Lincoln, of course, was talking about slavery, an institution so overtly contradictory to the doctrine of equality that America was founded upon that it makes any issue we deal with today seem puny in comparison.

Nonetheless, Lincoln’s conception of God here is notable, because he isn’t really talking about God superstitiously. His belief in God is far more economical, and subscribes to the idea that there’s a mathematical justice to the universe. That if I commit a wrong in my life, somewhere down the line a price will be paid, even if it’s not by me, but, say, by my grandkids.

Maybe that’s what the U.S. is, in a certain sense, currently facing. We’re paying, in real economic terms, for the political dysfunction and ideological orthodoxy (particularly on the right) of the last thirty years.

Why we’re so politically dysfunctional is less clear. Perhaps one component is that America is so very individualistic, and as a result we have to deal inordinately with issues of greed and small-mindedness. We have lots of people who are too caught up defending their petty interests or are too terrified of change (both in the community and within themselves) to appreciate the issues at hand or to look down the road at what’s ahead.

What many kids see growing up is a country where lots of people want to be rich, and where those who are already rich hold on to what they have by evading the tax system or by pulling the strings of government in other ways, regardless of whether their self-interest contradicts commonly held ideals and morals.

To be fair, this is not something everyone does, but rather something that enough do for it to be a problem.

The U.S. is also going through a major crisis in identity. I saw firsthand when I was abroad in Europe countries with age-old cultural traditions struggling to deal with immigration because while they wanted to be inclusive on the one hand, they were scared of too much change too fast.

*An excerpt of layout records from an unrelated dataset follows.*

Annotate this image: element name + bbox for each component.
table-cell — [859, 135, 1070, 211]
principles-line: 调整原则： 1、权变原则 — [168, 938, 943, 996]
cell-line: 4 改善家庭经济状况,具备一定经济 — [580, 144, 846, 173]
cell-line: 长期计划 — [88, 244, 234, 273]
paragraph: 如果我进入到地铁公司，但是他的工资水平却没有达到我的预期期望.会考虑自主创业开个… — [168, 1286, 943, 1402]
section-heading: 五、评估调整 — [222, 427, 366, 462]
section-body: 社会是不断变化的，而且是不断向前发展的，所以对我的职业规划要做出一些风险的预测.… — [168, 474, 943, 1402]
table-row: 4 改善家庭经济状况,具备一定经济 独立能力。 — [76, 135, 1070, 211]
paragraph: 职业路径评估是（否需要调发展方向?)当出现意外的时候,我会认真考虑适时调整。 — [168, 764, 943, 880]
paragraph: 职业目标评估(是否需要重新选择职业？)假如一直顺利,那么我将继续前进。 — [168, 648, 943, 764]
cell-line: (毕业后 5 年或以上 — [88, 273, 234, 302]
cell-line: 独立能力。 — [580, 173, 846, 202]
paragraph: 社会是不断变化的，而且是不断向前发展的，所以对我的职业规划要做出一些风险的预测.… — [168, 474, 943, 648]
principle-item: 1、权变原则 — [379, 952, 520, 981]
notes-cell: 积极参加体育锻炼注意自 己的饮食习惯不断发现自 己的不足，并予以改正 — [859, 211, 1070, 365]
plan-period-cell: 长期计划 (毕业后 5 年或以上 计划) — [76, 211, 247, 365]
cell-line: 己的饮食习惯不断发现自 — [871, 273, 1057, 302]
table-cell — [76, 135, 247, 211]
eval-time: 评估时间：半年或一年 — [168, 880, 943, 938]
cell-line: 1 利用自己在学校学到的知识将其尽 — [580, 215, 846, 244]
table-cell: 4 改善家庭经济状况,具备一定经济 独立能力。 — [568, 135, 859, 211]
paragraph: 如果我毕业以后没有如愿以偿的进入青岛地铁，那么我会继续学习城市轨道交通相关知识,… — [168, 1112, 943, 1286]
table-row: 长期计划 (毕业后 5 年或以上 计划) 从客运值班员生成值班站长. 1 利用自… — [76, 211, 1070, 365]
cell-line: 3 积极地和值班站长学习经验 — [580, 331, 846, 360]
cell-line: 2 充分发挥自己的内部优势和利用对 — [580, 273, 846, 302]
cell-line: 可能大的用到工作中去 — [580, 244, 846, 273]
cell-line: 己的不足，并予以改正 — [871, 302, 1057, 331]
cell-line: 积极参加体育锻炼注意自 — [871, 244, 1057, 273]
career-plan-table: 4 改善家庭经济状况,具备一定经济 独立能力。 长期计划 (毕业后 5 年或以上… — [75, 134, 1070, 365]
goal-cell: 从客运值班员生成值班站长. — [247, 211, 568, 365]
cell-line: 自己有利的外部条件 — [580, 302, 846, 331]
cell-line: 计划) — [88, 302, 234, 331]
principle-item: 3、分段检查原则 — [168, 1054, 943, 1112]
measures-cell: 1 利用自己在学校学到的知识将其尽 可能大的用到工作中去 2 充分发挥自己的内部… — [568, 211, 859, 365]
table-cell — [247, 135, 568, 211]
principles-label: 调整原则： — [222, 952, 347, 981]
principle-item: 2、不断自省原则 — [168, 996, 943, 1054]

They were wary of the beloved nation not being the same as it once was.

Similarly, the U.S. is changing faster than ever, and is becoming more progressive ideologically and more diverse demographically. Such circumstances make identity— the belief that I am a single, solitary entity— way more transient and subject to the tides. Perhaps what the refusal to compromise in government reveals is a deep-down fear of change that translates into a fear of “otherness”; of looking in the mirror and seeing a face that’s not yours.

Or maybe political dysfunction can be attributed to what I’ll dub the “Breaking Bad theory.” Being an effective citizen in a democracy requires time and energy. After all, you run the government, right? This doesn’t mean that you’re actually legislating or governing, per se, but that you know about what’s going on and about the people you elect to represent you.

But in an age such as ours, where you can go home at night and surf the web or watch a long, meandering (albeit entertaining) TV show, why would anyone want to learn about healthcare or affordable housing policy? It’s not that we necessarily don’t care, but that we live in a medium of perpetual distraction, while our supposedly citizen-run government is left on autopilot. It is, as we are now seeing, why Congressmen have for years been using the debt ceiling as a form of political capital even though a majority of Americans fundamentally don’t understand what the debt ceiling is.

As a government major, avid lover of politics, and millennial with an invested interest, I hope America gets its act together. I hope we find a way to borrow responsibly, to provide people, both privileged and downtrodden (but especially downtrodden) with the opportunities we claim to be the centerpiece of our democracy. And I hope we elect people in the future who we want to have a beer with, but who also have the know-how, common sense, and moral compass to be able to get things done. That’s what I hope. But what you hope for isn’t always what happens.